Patent suspension and full disclosure would be mandatory, where the judges consider it fair, just and proportionate having regard to the rights and privileges of the relevant country/member state. The prices would be set by the courts based on unbiased information provided by government representatives to ensure that the pricing is affordable and resolution tallies with the country’s actual needs. Implementation by the courts would be relatively simple as opposed to a unanimous decision as it exists today, which can be influenced by lobbies. Article 31v would have the effect of reviving our dying economy. This change could also benefit developed countries such as the UK in a number of ways from becoming less reliant on loans from the International Monetary Fund (IMF), available recourses to create jobs for 591,000 unemployed young people⁴ and purchase lifesaving medicines at a more reasonable price thus allowing developing countries to also have equal access in a timely manner.

Some argue that a law reform to Articles 31 and 31bis would remove the viable incentives that intellectual property rights create.

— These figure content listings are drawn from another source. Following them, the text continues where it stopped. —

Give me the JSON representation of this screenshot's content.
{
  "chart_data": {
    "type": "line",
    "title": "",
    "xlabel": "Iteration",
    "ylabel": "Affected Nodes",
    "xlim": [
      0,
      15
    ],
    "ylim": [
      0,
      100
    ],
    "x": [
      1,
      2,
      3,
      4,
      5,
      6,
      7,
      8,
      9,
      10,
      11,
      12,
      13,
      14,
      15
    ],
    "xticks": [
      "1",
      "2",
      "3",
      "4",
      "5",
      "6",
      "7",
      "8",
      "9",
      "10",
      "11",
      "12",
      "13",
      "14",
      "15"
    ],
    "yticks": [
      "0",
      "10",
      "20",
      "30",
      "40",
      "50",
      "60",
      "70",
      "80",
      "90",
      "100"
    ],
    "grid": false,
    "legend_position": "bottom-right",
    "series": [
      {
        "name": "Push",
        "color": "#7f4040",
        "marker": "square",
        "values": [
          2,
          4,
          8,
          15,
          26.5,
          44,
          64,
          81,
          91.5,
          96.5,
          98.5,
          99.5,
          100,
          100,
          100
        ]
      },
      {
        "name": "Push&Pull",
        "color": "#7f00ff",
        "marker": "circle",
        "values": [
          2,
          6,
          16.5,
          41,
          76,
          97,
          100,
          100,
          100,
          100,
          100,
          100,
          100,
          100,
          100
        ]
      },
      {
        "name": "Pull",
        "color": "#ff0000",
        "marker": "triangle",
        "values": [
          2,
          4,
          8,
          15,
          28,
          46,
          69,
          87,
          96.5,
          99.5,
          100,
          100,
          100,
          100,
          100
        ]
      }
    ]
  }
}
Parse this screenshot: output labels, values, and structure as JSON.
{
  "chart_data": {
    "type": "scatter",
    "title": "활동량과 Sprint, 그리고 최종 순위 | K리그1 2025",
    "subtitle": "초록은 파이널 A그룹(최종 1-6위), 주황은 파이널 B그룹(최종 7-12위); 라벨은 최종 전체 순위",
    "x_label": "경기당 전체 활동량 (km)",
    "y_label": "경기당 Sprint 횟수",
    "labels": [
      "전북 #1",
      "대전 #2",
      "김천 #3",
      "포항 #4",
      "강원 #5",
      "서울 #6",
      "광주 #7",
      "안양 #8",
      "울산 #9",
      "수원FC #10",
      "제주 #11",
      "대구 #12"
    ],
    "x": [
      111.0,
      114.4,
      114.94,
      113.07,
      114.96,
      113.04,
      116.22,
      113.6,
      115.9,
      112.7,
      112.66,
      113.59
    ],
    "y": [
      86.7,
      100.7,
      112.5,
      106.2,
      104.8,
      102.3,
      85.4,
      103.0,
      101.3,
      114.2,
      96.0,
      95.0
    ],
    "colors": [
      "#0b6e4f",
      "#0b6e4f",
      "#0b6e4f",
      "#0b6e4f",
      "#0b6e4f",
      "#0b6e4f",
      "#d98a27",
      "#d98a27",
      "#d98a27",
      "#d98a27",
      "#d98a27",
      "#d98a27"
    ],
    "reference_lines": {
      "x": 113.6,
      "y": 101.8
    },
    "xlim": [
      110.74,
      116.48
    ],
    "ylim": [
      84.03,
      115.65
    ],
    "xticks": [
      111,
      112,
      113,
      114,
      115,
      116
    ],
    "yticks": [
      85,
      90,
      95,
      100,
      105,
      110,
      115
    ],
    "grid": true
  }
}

My counter-argument would be: what financial risk did pharmaceutical companies like Moderna really take? The answer is, precisely none! Firstly, the funds for their research and development came from the public purse, secondly, the markets had already been provided to them, and thirdly, Moderna made a significant return on its investments.

Moreover, if viable incentives, i.e. substandard bilateral trade deals, patent monopolies and bulk purchases, is at the cost of millions of lives, greed must surely have implications not only for the present, but also for the theory of a rapid post-covid economic recovery.

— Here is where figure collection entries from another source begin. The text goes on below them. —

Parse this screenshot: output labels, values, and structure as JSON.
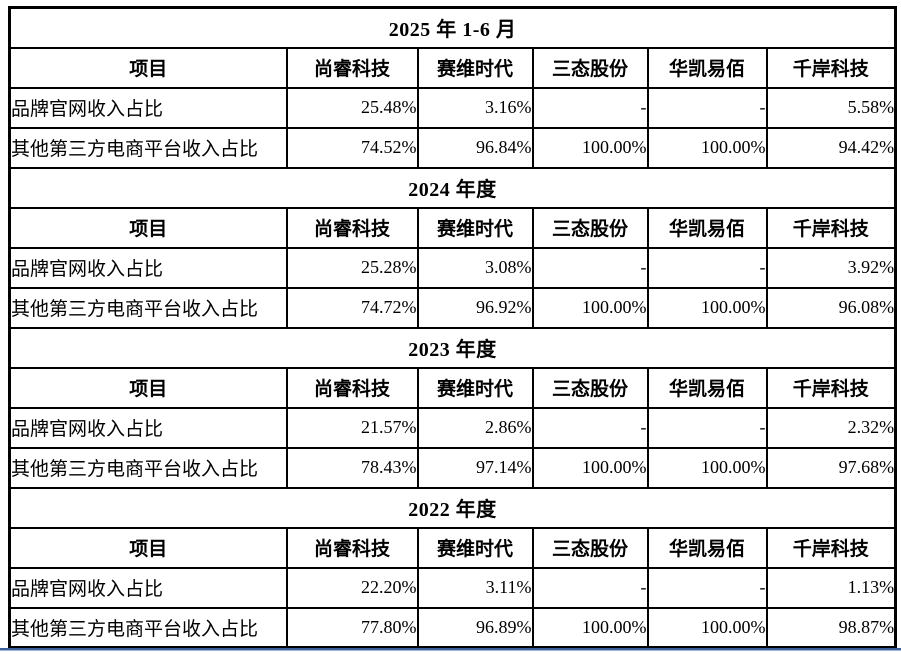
{
  "page": {
    "accent_line_color": "#3d5f9a",
    "border_color": "#000000"
  },
  "table": {
    "row_header": "项目",
    "companies": [
      "尚睿科技",
      "赛维时代",
      "三态股份",
      "华凯易佰",
      "千岸科技"
    ],
    "row_labels": [
      "品牌官网收入占比",
      "其他第三方电商平台收入占比"
    ],
    "sections": [
      {
        "title": "2025 年 1-6 月",
        "rows": [
          [
            "25.48%",
            "3.16%",
            "-",
            "-",
            "5.58%"
          ],
          [
            "74.52%",
            "96.84%",
            "100.00%",
            "100.00%",
            "94.42%"
          ]
        ]
      },
      {
        "title": "2024 年度",
        "rows": [
          [
            "25.28%",
            "3.08%",
            "-",
            "-",
            "3.92%"
          ],
          [
            "74.72%",
            "96.92%",
            "100.00%",
            "100.00%",
            "96.08%"
          ]
        ]
      },
      {
        "title": "2023 年度",
        "rows": [
          [
            "21.57%",
            "2.86%",
            "-",
            "-",
            "2.32%"
          ],
          [
            "78.43%",
            "97.14%",
            "100.00%",
            "100.00%",
            "97.68%"
          ]
        ]
      },
      {
        "title": "2022 年度",
        "rows": [
          [
            "22.20%",
            "3.11%",
            "-",
            "-",
            "1.13%"
          ],
          [
            "77.80%",
            "96.89%",
            "100.00%",
            "100.00%",
            "98.87%"
          ]
        ]
      }
    ]
  }
}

Conclusion: A spectrum of hope

In the case of globalisation, it is in everybody’s interest that we do not have dying economies. It is inequitable that companies can manipulate patent laws to deny countries the dignity that they deserve and charge governments unreasonable prices for medicines whose development was funded by governments themselves⁵. The imbalanced trading playing field is not sustainable, and casts doubt on the moral view that perhaps the WTO’s duty of unity is intrinsically disconnected. Without a law reform, more economies will suffer the long-term impacts of WTO not representing the governments people, losing our global economy up to 9.2 trillion USD⁶ and with half of that cost falling on developed countries. Article 31v therefore clearly offers the right approach. Why is this so? Because the WTO and its members have a commitment to the public and the rule of law.

Vanessa Adeeko, Global Health’20
Vanessa has a degree in law and is an alumna of the Global Health Diplomacy, Trade and Intellectual Property Law course at the Graduate Institute Geneva. Views expressed are the authors own.
vanessaadeeko@icloud.com


¹ Rutger Groot and Hadiza Yaro’s comments from East-West Seed, pertaining to small holder farmers in West Africa.

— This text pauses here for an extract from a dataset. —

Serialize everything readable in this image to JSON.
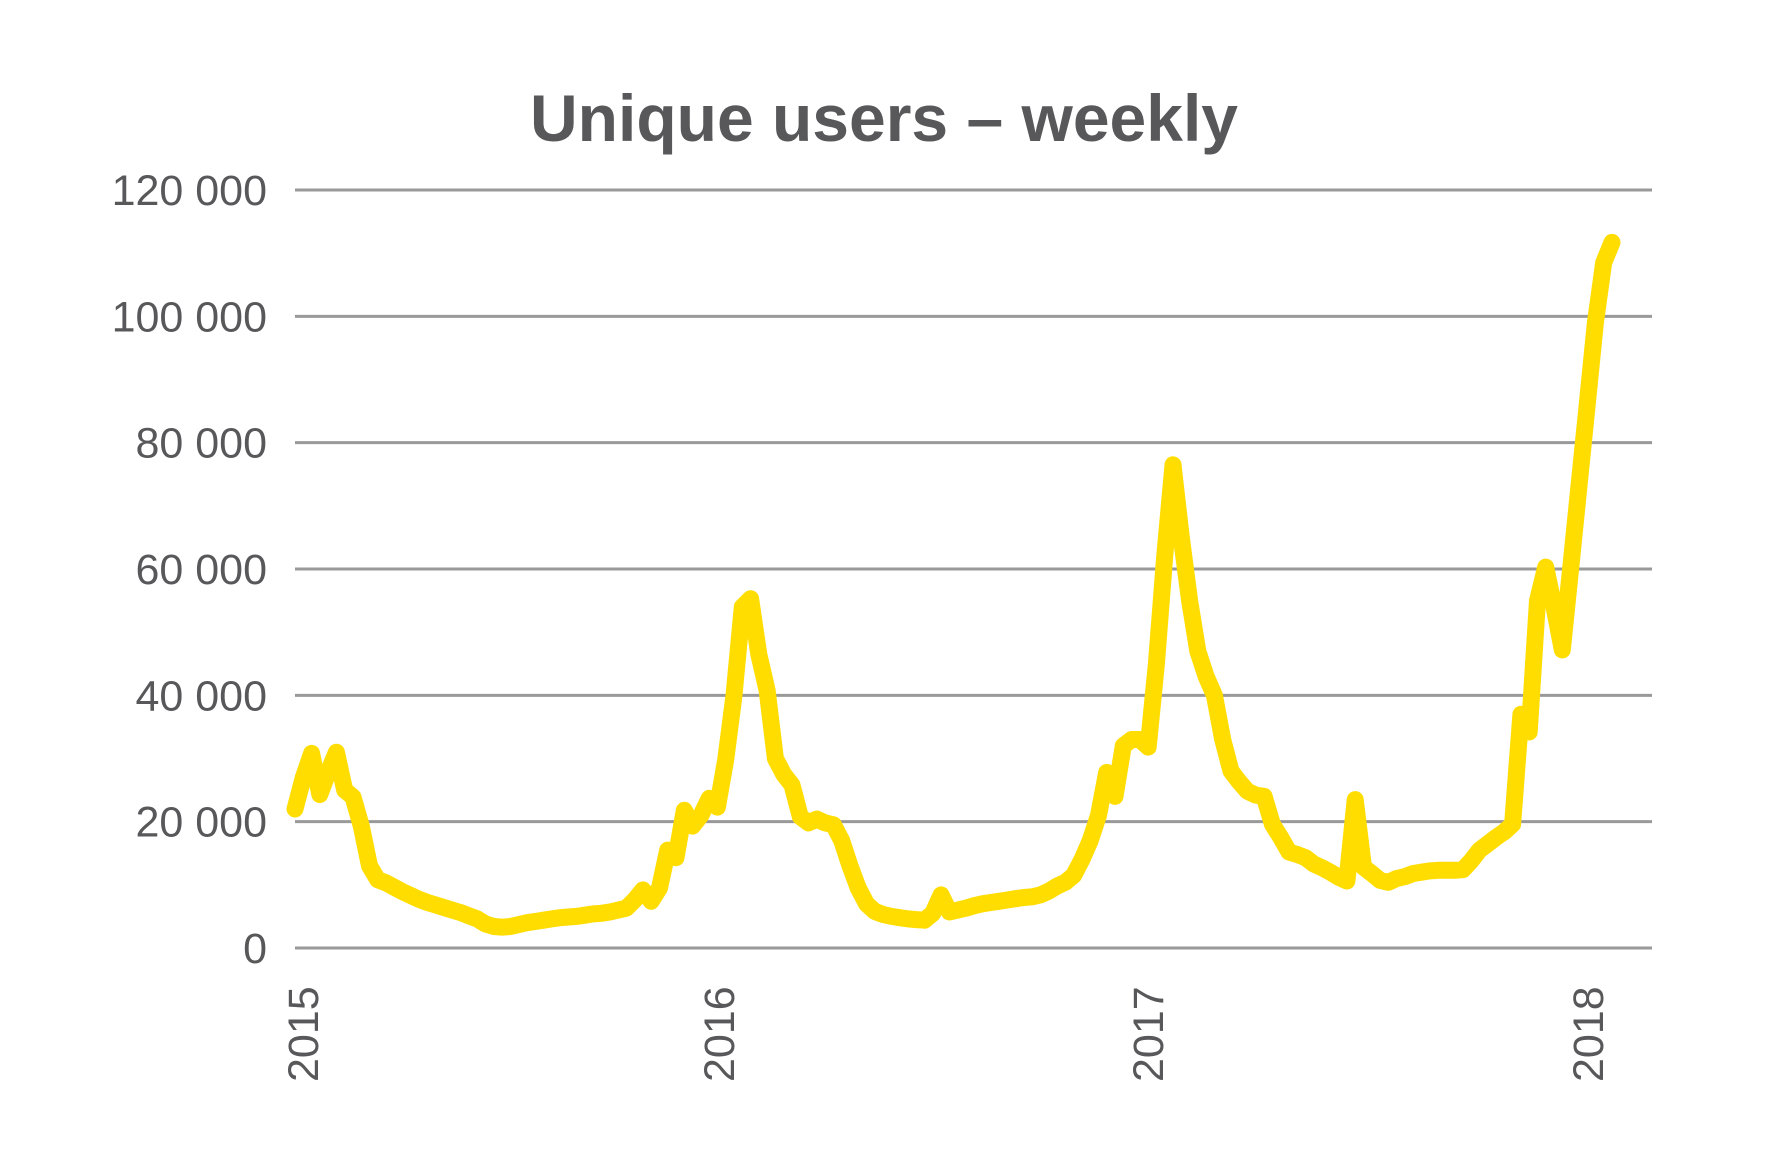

² Figures for unemployment in Nigeria is at almost 14.2%. Data from the International Labour Organisation database.

³ The UK was once a global leader in coal production. However, according to Our World Data report, today coal production in the UK has fallen to zero. In the 1920 prior to the first great recession, the mining industry used to employ 1.9 million workers, however by 2019 the numbers dropped to 699 workers. 2000 times lower than the industry’s peak.

⁴ House of Commons Library, Number 5871, Andrew Powell, ‘Youth Unemployment Statistics’ (2021). Since the start of the pandemic there has been a large increase in unemployment in the UK.

⁵ Sir Richard Sykes, Chair of Royal Institution, ‘UK Vaccine Taskforce 2020 Achievements and Future Strategy’.

⁶ ICC Research Foundation, Cem Çakmaklı, ‘The Economic Case for Global Vaccinations: An Epidemiological Model with International Production Networks’.